153. A M. JORDAN.
Camp de Kuttenberg, 18 juin 1742.
Les palmes de la paixa font cesser les alarmes,
Au tranquille olivier nous suspendons nos armes.
Déjà l'on n'entend plus le sanguinaire son
Du tambour redoutable et du tonnant clairon;
Et ces champs que la Gloire, en exerçant sa rage,
Souillait de sang humain, de morts et de carnage,
Cultivés avec soin, fourniront en trois mois
L'heureuse et l'abondante image
D'un pays régi sous des lois.
Ces vaillants guerriers que l'intérêt des maîtres
Ou rendait ennemis, ou tels faisait paraître,
De la douce amitié resserrant les liens,
Se prêtent des secours et partagent leurs biens.
La Mort l'apprend, frémit, et ce monstre barbare,
De la Discorde en vain secouant les flambeaux.
Se replonge dans le Tartare,
Attendant des crimes nouveaux.
O Paix! heureuse Paix! répare sur la terre
Tous les maux que lui fit la destructive guerre;
Et que ton front paré de renaissantes fleurs,
Jusqu'à jamais serein, prodigue tes faveurs!

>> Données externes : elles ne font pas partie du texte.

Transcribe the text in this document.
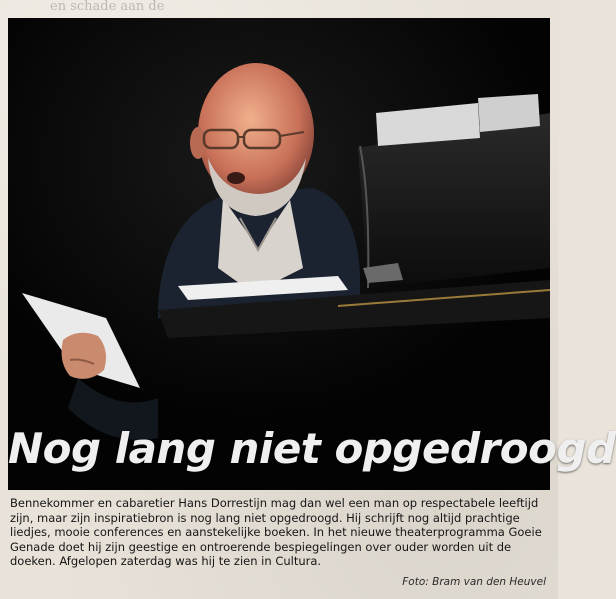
en schade aan de
Nog lang niet opgedroogd
Bennekommer en cabaretier Hans Dorrestijn mag dan wel een man op respectabele leeftijd
zijn, maar zijn inspiratiebron is nog lang niet opgedroogd. Hij schrijft nog altijd prachtige
liedjes, mooie conferences en aanstekelijke boeken. In het nieuwe theaterprogramma Goeie
Genade doet hij zijn geestige en ontroerende bespiegelingen over ouder worden uit de
doeken. Afgelopen zaterdag was hij te zien in Cultura.
Foto: Bram van den Heuvel
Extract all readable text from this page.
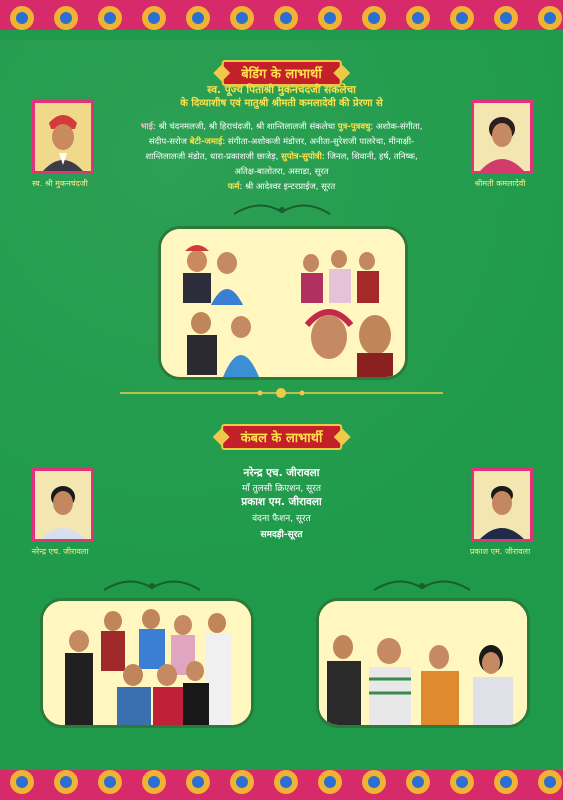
बेडिंग के लाभार्थी
स्व. श्री मुकनचंदजी	श्रीमती कमलादेवी
स्व. पूज्य पिताश्री मुकनचंदजी संकलेचा
के दिव्याशीष एवं मातुश्री श्रीमती कमलादेवी की प्रेरणा से
भाई: श्री चंदनमलजी, श्री हिराचंदजी, श्री शान्तिलालजी संकलेचा पुत्र-पुत्रवधु: अशोक-संगीता,
संदीप-सरोज बेटी-जमाई: संगीता-अशोकजी मंडोत्तर, अनीता-सुरेशजी पालरेचा, मीनाक्षी-
शान्तिलालजी मंडोत, धारा-प्रकाशजी छाजेड़, सुपोत्र-सुपोत्री: जिनल, शिवानी, हर्ष, तनिष्क,
अतिक्ष-बालोतरा, असाडा, सूरत
फर्म: श्री आदेश्वर इन्टरप्राईज, सूरत
कंबल के लाभार्थी
नरेन्द्र एच. जीरावला	प्रकाश एम. जीरावला
नरेन्द्र एच. जीरावला
माँ तुलसी क्रिएशन, सूरत
प्रकाश एम. जीरावला
वंदना फैशन, सूरत
समदड़ी-सूरत
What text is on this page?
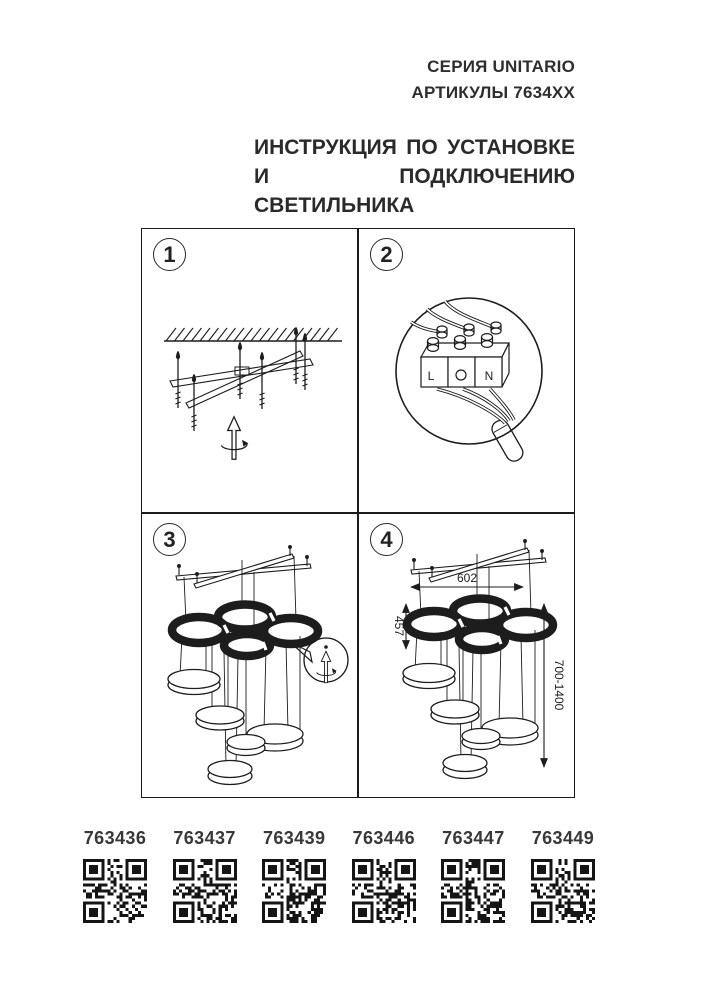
СЕРИЯ UNITARIO
АРТИКУЛЫ 7634XX
ИНСТРУКЦИЯ ПО УСТАНОВКЕ
И ПОДКЛЮЧЕНИЮ СВЕТИЛЬНИКА
1	2
L	N
3	4
602
457
700-1400
763436 763437 763439 763446 763447 763449
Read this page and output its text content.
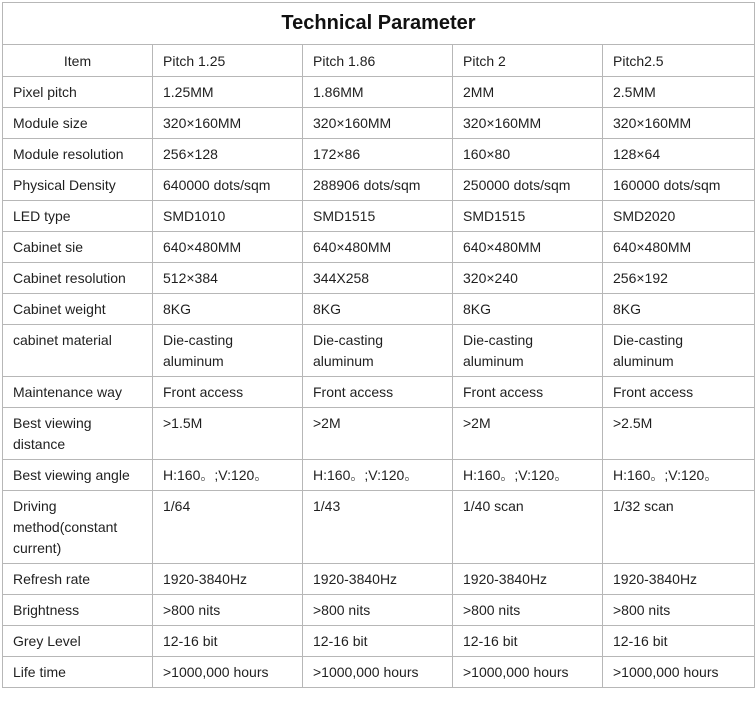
Technical Parameter				
Item	Pitch 1.25	Pitch 1.86	Pitch 2	Pitch2.5
Pixel pitch	1.25MM	1.86MM	2MM	2.5MM
Module size	320×160MM	320×160MM	320×160MM	320×160MM
Module resolution	256×128	172×86	160×80	128×64
Physical Density	640000 dots/sqm	288906 dots/sqm	250000 dots/sqm	160000 dots/sqm
LED type	SMD1010	SMD1515	SMD1515	SMD2020
Cabinet sie	640×480MM	640×480MM	640×480MM	640×480MM
Cabinet resolution	512×384	344X258	320×240	256×192
Cabinet weight	8KG	8KG	8KG	8KG
cabinet material	Die-casting aluminum	Die-casting aluminum	Die-casting aluminum	Die-casting aluminum
Maintenance way	Front access	Front access	Front access	Front access
Best viewing distance	>1.5M	>2M	>2M	>2.5M
Best viewing angle	H:160。;V:120。	H:160。;V:120。	H:160。;V:120。	H:160。;V:120。
Driving method(constant current)	1/64	1/43	1/40 scan	1/32 scan
Refresh rate	1920-3840Hz	1920-3840Hz	1920-3840Hz	1920-3840Hz
Brightness	>800 nits	>800 nits	>800 nits	>800 nits
Grey Level	12-16 bit	12-16 bit	12-16 bit	12-16 bit
Life time	>1000,000 hours	>1000,000 hours	>1000,000 hours	>1000,000 hours
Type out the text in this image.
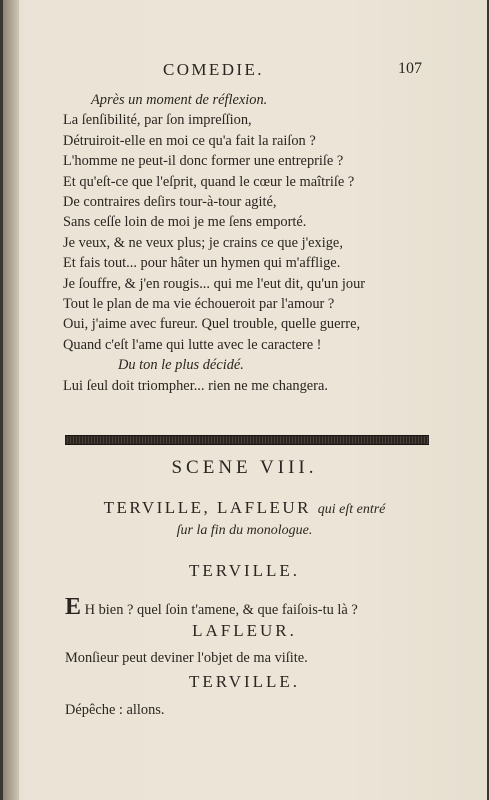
COMEDIE.	107
Après un moment de réflexion.
La ſenſibilité, par ſon impreſſion,
Détruiroit-elle en moi ce qu'a fait la raiſon ?
L'homme ne peut-il donc former une entrepriſe ?
Et qu'eſt-ce que l'eſprit, quand le cœur le maîtriſe ?
De contraires deſirs tour-à-tour agité,
Sans ceſſe loin de moi je me ſens emporté.
Je veux, & ne veux plus; je crains ce que j'exige,
Et fais tout... pour hâter un hymen qui m'afflige.
Je ſouffre, & j'en rougis... qui me l'eut dit, qu'un jour
Tout le plan de ma vie échoueroit par l'amour ?
Oui, j'aime avec fureur. Quel trouble, quelle guerre,
Quand c'eſt l'ame qui lutte avec le caractere !
Du ton le plus décidé.
Lui ſeul doit triompher... rien ne me changera.
SCENE VIII.
TERVILLE, LAFLEUR qui eſt entré
ſur la fin du monologue.
TERVILLE.
E H bien ? quel ſoin t'amene, & que faiſois-tu là ?
LAFLEUR.
Monſieur peut deviner l'objet de ma viſite.
TERVILLE.
Dépêche : allons.
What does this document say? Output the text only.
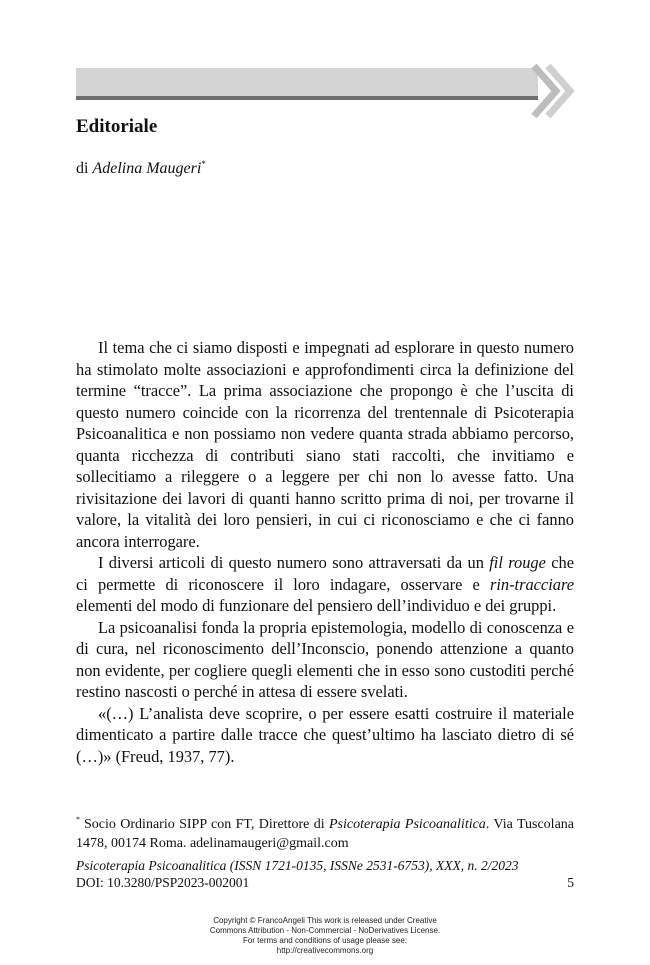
Editoriale
di Adelina Maugeri*

Il tema che ci siamo disposti e impegnati ad esplorare in questo numero ha stimolato molte associazioni e approfondimenti circa la definizione del termine “tracce”. La prima associazione che propongo è che l’uscita di questo numero coincide con la ricorrenza del trentennale di Psicoterapia Psicoanalitica e non possiamo non vedere quanta strada abbiamo percorso, quanta ricchezza di contributi siano stati raccolti, che invitiamo e sollecitiamo a rileggere o a leggere per chi non lo avesse fatto. Una rivisitazione dei lavori di quanti hanno scritto prima di noi, per trovarne il valore, la vitalità dei loro pensieri, in cui ci riconosciamo e che ci fanno ancora interrogare.

I diversi articoli di questo numero sono attraversati da un fil rouge che ci permette di riconoscere il loro indagare, osservare e rin-tracciare elementi del modo di funzionare del pensiero dell’individuo e dei gruppi.

La psicoanalisi fonda la propria epistemologia, modello di conoscenza e di cura, nel riconoscimento dell’Inconscio, ponendo attenzione a quanto non evidente, per cogliere quegli elementi che in esso sono custoditi perché restino nascosti o perché in attesa di essere svelati.

«(…) L’analista deve scoprire, o per essere esatti costruire il materiale dimenticato a partire dalle tracce che quest’ultimo ha lasciato dietro di sé (…)» (Freud, 1937, 77).

* Socio Ordinario SIPP con FT, Direttore di Psicoterapia Psicoanalitica. Via Tuscolana 1478, 00174 Roma. adelinamaugeri@gmail.com
Psicoterapia Psicoanalitica (ISSN 1721-0135, ISSNe 2531-6753), XXX, n. 2/2023
DOI: 10.3280/PSP2023-002001	5
Copyright © FrancoAngeli This work is released under Creative
Commons Attribution - Non-Commercial - NoDerivatives License.
For terms and conditions of usage please see:
http://creativecommons.org
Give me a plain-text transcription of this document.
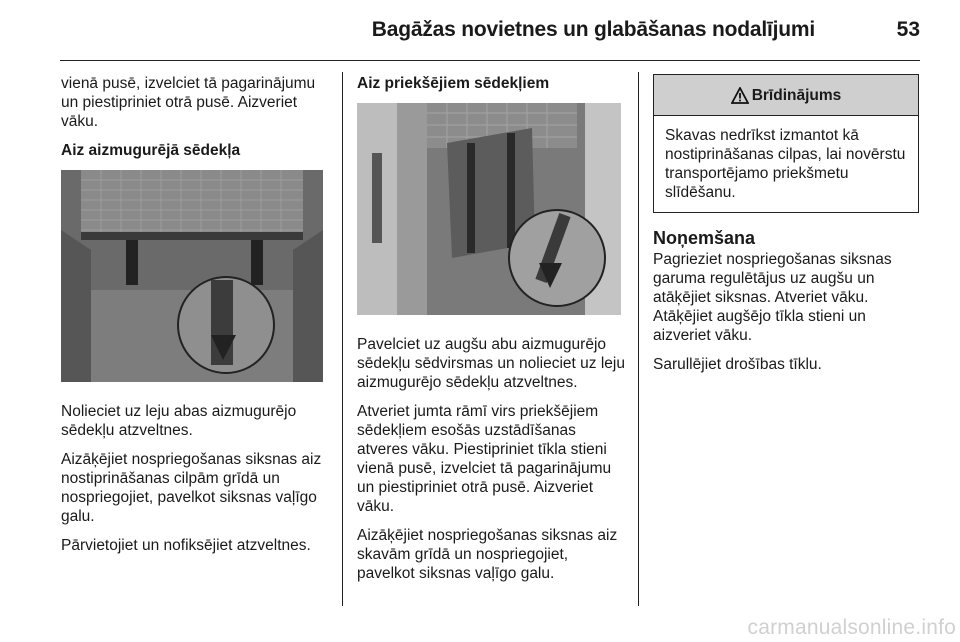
Bagāžas novietnes un glabāšanas nodalījumi	53

vienā pusē, izvelciet tā pagarinājumu un piestipriniet otrā pusē. Aizveriet vāku.

Aiz aizmugurējā sēdekļa

Nolieciet uz leju abas aizmugurējo sēdekļu atzveltnes.

Aizāķējiet nospriegošanas siksnas aiz nostiprināšanas cilpām grīdā un nospriegojiet, pavelkot siksnas vaļīgo galu.

Pārvietojiet un nofiksējiet atzveltnes.

Aiz priekšējiem sēdekļiem

Pavelciet uz augšu abu aizmugurējo sēdekļu sēdvirsmas un nolieciet uz leju aizmugurējo sēdekļu atzveltnes.

Atveriet jumta rāmī virs priekšējiem sēdekļiem esošās uzstādīšanas atveres vāku. Piestipriniet tīkla stieni vienā pusē, izvelciet tā pagarinājumu un piestipriniet otrā pusē. Aizveriet vāku.

Aizāķējiet nospriegošanas siksnas aiz skavām grīdā un nospriegojiet, pavelkot siksnas vaļīgo galu.

Brīdinājums
Skavas nedrīkst izmantot kā nostiprināšanas cilpas, lai novērstu transportējamo priekšmetu slīdēšanu.
Noņemšana

Pagrieziet nospriegošanas siksnas garuma regulētājus uz augšu un atāķējiet siksnas. Atveriet vāku. Atāķējiet augšējo tīkla stieni un aizveriet vāku.

Sarullējiet drošības tīklu.

carmanualsonline.info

Mais, quel que soit l'espoir sur lequel tu te fonde,
Je le dis sans détour, et tu n'auras rien fait,
Si tu ne peux bannir deux monstres de ce monde.
L'Ambition et l'Intérêt.a
Ma muse, qui s'emporte quelquefois, vient de produire ces stances; l'imagination se réchauffe encore de temps en temps chez moi, lorsque les affaires dont je suis souvent surchargé le permettent. Ce sera à Charlottenbourg que je compte retrouver mon Apollon, quoique les soins et l'âge en doivent diminuer le
a Les préliminaires de la paix furent signés à Breslau le 11 juin 1742. Voyez t. II, p. 145.
a Ces vingt-cinq vers se trouvent aussi en tête de la lettre du Roi à Voltaire, du 18 juin 1742, mais avec quelques variantes.